But why wasn’t Chloe calling him off? Surely she hadn’t let the dog out alone. He was only a pup—eight weeks old. Yet there was no sound from her. This felt like a bad scene. Adrenaline was pumping through him as the guest house came into view. Luther was clawing at the front door in a desperate frenzy. No Chloe in sight.
Max bounded down the steps. Luther didn’t even register his approach. The little dog’s attention was totally fixed on whatever was going on inside the house. Had Chloe fainted, collapsed, knocked herself out somehow?
A sense of urgency drove him into running to the front door, hand reaching instantly for the knob, testing if it was locked. It wasn’t. It turned. Both he and Luther burst into the living room, the dog belting straight for the man leaping up from one of the rocking chairs. Chloe was huddled on the far corner of the sofa, her face lighting with huge relief at seeing him.
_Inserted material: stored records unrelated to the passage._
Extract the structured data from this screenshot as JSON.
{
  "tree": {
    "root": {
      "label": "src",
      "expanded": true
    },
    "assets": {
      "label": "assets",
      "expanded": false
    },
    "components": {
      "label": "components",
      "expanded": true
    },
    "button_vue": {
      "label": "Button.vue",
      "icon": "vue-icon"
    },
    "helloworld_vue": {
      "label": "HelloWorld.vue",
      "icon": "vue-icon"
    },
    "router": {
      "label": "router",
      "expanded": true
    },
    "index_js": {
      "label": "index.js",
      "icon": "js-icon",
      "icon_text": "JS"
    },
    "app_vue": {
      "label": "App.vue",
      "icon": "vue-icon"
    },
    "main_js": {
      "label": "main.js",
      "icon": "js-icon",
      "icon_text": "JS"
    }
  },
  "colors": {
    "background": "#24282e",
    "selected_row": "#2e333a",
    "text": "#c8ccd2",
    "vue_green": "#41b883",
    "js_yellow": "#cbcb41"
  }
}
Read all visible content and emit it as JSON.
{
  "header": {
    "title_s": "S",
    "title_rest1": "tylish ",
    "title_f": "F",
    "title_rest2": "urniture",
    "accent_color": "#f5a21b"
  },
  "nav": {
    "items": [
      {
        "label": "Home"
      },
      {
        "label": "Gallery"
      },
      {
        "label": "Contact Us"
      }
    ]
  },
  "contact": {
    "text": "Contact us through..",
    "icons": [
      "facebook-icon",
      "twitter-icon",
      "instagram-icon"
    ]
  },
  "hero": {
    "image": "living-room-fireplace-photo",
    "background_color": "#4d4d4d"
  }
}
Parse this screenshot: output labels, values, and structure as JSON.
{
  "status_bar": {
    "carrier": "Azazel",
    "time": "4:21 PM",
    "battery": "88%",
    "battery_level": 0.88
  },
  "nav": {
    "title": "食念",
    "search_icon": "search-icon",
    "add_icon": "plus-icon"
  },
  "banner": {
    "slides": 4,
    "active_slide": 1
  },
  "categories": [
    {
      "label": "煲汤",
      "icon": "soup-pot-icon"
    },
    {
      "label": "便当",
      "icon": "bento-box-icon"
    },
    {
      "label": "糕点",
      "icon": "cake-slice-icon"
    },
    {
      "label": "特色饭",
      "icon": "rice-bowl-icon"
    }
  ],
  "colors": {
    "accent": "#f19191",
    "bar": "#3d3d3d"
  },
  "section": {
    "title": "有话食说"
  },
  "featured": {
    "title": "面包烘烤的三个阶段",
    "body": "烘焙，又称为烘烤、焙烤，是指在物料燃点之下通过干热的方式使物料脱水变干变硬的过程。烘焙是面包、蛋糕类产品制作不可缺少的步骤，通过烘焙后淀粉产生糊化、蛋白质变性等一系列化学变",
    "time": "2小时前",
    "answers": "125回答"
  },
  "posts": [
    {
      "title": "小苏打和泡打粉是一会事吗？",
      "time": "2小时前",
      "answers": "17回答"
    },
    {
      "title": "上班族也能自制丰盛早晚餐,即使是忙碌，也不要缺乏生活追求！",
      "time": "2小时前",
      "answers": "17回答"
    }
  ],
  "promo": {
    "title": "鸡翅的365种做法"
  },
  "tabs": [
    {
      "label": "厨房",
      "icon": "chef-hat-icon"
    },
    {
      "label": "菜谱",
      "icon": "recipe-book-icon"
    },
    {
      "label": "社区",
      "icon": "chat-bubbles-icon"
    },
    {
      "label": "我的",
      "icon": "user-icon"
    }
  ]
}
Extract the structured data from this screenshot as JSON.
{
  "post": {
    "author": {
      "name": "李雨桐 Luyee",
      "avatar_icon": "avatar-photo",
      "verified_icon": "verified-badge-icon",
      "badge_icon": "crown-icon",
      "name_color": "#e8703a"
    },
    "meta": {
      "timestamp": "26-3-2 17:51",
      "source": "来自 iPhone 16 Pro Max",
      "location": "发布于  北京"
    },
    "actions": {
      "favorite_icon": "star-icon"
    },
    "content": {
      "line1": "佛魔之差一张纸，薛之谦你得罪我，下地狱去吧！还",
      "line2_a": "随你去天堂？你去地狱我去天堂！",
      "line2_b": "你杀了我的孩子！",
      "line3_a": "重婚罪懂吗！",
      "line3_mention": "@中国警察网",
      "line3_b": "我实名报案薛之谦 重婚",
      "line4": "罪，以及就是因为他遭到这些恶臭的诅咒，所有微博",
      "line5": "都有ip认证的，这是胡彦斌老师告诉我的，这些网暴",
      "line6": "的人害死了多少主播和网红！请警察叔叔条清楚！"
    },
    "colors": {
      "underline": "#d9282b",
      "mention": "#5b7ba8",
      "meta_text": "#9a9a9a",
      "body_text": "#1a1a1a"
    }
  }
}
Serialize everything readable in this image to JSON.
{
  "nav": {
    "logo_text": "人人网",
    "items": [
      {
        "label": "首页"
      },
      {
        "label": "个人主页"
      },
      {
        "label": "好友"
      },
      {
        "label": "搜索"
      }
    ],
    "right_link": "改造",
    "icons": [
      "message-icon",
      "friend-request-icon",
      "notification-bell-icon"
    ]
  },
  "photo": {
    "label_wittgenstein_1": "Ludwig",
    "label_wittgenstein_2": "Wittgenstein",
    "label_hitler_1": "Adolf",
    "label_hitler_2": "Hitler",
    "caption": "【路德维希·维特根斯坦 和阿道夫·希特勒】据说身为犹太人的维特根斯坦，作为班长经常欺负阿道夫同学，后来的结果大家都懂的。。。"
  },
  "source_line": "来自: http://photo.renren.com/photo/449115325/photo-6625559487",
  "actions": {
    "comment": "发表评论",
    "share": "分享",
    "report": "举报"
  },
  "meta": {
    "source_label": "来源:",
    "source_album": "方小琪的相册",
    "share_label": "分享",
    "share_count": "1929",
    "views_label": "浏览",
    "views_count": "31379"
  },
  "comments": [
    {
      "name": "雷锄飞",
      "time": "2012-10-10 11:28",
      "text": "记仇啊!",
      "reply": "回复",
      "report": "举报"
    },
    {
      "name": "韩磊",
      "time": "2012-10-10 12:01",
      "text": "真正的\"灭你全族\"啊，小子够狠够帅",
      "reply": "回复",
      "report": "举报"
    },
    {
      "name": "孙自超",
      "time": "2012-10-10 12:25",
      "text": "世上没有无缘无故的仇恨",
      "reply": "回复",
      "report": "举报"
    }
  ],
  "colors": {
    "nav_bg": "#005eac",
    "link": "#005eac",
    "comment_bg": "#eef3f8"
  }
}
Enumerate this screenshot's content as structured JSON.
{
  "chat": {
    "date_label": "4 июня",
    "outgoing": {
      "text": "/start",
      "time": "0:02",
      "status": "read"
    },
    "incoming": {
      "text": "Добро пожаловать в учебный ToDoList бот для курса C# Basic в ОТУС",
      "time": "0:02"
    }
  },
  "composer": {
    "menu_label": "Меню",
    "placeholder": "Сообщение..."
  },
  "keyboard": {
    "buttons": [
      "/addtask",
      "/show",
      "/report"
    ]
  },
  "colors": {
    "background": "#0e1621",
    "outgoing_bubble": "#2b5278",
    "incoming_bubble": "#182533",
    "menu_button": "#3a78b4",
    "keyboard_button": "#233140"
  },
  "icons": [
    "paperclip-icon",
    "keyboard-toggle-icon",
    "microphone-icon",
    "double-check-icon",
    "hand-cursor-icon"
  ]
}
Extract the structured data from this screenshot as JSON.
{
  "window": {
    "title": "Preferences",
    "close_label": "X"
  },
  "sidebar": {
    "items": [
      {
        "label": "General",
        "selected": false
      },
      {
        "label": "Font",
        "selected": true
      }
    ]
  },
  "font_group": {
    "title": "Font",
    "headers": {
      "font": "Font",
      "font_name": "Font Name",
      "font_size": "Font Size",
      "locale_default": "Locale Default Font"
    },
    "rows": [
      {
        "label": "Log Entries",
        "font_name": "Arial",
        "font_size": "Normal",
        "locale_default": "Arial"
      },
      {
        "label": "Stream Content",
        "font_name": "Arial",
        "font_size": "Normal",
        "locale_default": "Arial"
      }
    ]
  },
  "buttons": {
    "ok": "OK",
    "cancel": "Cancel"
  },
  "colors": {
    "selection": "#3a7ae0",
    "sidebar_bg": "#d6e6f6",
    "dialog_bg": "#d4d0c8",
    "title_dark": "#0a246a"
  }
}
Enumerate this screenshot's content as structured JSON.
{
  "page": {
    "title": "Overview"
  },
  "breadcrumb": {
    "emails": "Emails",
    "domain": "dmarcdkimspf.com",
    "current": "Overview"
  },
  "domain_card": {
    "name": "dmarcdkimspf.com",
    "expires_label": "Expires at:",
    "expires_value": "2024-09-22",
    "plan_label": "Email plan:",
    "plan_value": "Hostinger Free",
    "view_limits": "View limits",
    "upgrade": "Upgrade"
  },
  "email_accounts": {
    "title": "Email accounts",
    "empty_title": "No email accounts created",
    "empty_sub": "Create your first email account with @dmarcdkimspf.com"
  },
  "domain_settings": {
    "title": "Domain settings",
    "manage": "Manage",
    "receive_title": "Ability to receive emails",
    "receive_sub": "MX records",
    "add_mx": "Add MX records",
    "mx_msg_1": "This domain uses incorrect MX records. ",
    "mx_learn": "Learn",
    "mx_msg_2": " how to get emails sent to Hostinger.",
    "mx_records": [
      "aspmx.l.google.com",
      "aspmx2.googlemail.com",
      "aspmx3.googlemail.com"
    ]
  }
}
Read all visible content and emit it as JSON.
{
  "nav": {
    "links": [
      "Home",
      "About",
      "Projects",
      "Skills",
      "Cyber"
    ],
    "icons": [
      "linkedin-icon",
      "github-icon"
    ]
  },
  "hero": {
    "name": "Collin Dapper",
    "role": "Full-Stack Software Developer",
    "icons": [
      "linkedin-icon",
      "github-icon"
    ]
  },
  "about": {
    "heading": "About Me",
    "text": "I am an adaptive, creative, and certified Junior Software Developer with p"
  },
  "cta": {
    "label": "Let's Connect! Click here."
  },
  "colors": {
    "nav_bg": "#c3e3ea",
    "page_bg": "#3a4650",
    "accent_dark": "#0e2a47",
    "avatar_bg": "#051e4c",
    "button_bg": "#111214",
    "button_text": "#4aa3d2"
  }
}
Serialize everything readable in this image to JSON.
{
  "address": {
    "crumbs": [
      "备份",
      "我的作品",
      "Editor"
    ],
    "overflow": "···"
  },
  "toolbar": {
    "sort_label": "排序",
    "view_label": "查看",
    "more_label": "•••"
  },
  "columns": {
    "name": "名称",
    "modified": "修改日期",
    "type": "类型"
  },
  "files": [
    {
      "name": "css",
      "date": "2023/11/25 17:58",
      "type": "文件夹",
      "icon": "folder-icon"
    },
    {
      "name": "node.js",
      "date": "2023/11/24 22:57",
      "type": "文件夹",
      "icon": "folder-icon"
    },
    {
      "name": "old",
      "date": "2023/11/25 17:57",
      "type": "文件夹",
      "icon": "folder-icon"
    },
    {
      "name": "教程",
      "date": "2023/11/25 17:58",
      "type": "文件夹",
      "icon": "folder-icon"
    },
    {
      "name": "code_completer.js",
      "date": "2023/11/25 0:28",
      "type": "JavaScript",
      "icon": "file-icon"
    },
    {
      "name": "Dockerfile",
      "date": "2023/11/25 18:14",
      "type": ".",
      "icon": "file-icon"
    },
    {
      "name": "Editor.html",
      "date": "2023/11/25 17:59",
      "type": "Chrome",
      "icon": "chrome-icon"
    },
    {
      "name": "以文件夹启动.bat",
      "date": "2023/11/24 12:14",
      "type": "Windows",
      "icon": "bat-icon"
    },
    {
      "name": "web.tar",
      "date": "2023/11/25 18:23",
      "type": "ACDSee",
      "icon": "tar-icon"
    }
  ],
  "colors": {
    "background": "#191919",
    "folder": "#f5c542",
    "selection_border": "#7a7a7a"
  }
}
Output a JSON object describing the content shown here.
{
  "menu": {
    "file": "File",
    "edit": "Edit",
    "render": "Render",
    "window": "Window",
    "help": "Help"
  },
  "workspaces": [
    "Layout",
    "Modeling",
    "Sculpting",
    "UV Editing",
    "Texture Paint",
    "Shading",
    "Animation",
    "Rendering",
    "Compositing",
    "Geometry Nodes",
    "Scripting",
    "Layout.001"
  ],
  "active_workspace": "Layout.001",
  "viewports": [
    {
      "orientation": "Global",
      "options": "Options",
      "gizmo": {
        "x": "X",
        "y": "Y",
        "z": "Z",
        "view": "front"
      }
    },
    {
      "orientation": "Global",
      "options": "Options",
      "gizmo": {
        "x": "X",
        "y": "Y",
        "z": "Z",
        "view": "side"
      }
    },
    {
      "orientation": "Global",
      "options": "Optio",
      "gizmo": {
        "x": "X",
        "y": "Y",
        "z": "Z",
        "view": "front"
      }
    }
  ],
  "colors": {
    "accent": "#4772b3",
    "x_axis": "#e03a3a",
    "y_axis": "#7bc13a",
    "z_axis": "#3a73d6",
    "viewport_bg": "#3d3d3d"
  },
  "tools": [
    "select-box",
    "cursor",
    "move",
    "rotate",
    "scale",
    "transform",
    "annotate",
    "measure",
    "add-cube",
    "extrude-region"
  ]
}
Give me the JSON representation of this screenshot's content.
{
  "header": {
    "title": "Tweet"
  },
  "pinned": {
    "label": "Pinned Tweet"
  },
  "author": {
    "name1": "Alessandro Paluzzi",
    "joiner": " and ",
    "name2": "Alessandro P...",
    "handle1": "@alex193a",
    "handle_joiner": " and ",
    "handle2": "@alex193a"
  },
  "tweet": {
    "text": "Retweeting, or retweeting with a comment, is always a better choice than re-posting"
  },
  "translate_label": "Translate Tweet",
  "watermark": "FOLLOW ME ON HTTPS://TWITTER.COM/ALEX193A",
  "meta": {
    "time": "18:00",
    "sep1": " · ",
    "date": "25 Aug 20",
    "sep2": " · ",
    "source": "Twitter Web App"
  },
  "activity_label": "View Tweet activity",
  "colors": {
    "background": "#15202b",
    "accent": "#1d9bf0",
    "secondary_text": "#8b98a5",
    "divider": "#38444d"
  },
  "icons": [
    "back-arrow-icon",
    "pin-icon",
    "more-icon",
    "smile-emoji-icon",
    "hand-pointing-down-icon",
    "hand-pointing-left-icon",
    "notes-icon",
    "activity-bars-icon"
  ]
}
The man turned, scowling at Luther, his expression sliding to angry defiance as he saw Max.
Tony Lipton!
With her husband distracted from her, Chloe pushed up from the sofa, ran around the chair he had occupied and threw herself at Max, who was only too happy to curl a protective arm around her and hold her close, so close he could feel the agitated rise and fall of her lovely soft breasts and the rapid thumping of her heart. He rubbed his cheek against her silky hair—too tempting not to—and glared at Tony Lipton over her head, hating him for having had an intimate relationship with Chloe and not even valuing it enough to care about her.
‘How did you get here?’ he demanded.
Chloe answered in a wild rush. ‘He came by boat, Max, and he threw Luther out and forced me to sit down and listen to him. I tried to make him go, but …’
‘Forced?’ Anger surged, the urge to punch out Tony Lipton rising to flash-point.
Fear flickered in the other man’s eyes. ‘Oh, for God’s sake! She’s making a drama out of nothing. I just wanted to talk to her,’ he jeered dismissively. ‘I have a right to, as her husband.’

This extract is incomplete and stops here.